The legend goes that William Culp was so incensed by his brother Wes’s fighting for the Confederacy that he would not speak his name nor allow it to be spoken in his presence for the remainder of his life. According to his service records, in January and February 1862, Wes went on furlough. In June of the same year, he is noted as being “taken prisoner while absent on furlough.” Had he headed north to see family? Hard to say, but he did wind up in a Union prison camp, and William managed to break his rules sufficiently to visit Wes. Thereafter, he wrote to their sister, Barbara Ann, that Wes was well and hoped to be released soon. And indeed, Wes was exchanged on August 5 and headed back south to rejoin his unit.

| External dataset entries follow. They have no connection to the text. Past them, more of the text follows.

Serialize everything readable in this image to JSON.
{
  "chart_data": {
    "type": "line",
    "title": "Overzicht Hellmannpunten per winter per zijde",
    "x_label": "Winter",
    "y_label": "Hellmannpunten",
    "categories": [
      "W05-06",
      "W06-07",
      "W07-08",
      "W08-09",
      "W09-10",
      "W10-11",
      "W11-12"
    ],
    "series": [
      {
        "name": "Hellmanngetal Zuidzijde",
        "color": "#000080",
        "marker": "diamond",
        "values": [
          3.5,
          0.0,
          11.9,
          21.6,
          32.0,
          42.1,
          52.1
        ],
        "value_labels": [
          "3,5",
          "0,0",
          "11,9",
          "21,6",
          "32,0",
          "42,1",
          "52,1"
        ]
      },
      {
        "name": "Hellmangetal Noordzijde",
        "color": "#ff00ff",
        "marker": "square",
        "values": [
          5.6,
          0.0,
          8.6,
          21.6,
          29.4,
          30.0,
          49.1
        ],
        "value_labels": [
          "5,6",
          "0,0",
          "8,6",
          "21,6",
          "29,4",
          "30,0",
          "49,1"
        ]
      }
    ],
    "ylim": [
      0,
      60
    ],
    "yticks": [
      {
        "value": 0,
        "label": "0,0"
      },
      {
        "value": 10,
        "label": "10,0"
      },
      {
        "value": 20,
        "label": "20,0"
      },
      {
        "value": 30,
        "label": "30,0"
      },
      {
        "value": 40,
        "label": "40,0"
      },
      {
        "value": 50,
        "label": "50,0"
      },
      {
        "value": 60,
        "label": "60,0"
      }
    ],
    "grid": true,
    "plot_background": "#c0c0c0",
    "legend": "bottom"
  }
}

What caused the rift in the family? Part of this surely has to do with the company Wes kept. Why would William and Wes feel so differently, though, when both came from the same home and worked for the same carriage maker in Gettysburg? As with Wes, there are no obvious “why’s” in written correspondence for William, but station in life and responsibility might have had something to do with it.
William was fully eight years older than Wes, and while only four children survived in the home of Esaias and Margaret Culp, the family had buried seven other children and experienced enormous tragedy. The oldest surviving child, William may have felt a natural responsibility to his birth family. But by 1856, William’s life was vastly different from Wes’s already. Some time in the mid-1850s, William married Salome Sheads, daughter of Gettysburg residents Peter Sheads and Salome Troxell. Several happenings made 1856 a pivotal year in the Culp family.
As most know, Charles W. Hoffman elected to move his business to Shepherdstown, and he offered the Culp brothers, Daniel Edwin “Ed” Skelly, and his own sons their jobs in that location. Just sixteen years old and possibly longing for adventure, Wes took the offer, as did Ed Skelly. William passed on the opportunity. Why? Again, there are no firm answers, but it is highly likely that Salome was either pregnant by that spring or had already given birth–in 1860, William and Salome’s first child, William J. Culp, was already four years old (the younger William would apparently not survive to adulthood, as he is never listed as a survivor of his parents). Married with a child either on the way or already born and surrounded by his in-laws and his birth family, William was less likely to move away from his support system.
As was common with the Culps, though, tragedy was not far away. In November 1856, William’s mother, Margaret Ann, passed away at the age of forty-nine. William’s sister Julia was just nine years old at the time. William and his sister Barbara (then twenty-one) no doubt felt an obligation to their younger sister.
Might William have resented Wes’s untethered life in Shepherdstown? No record says as much, and later reporting makes it clear that neither Barbara Ann nor Julia held any grudge against Wes. The family feelings were further complicated when the brothers learned later that they met on the battlefield at the Second Battle of Winchester, which included the Battle of Carter’s Woods. The action between the 87th Pennsylvania and the Stonewall Brigade occurred at night, and according to Julia Culp, she quizzed Wes on his visit to her in July 1863, asking whether he really would have shot at his brother. Wes said it was night and he would not have shot at his brother.
But that battle saw Jack Skelly wounded and become a prisoner, and allegedly, improper medical treatment in Confederate hands would lead to his death in mid-July.
William Culp survived the war and finished as a 1st lieutenant, having risen from the ranks of the enlisted. He and Salome relocated their family to Chambersburg in later years, and then in 1882, at the age of fifty-one, William passed away unexpectedly. His body was returned to Gettysburg, and he was buried in the Evergreen Cemetery. Salome lived until 1912 and was honored in her obituary for her assistance of the wounded during the battle.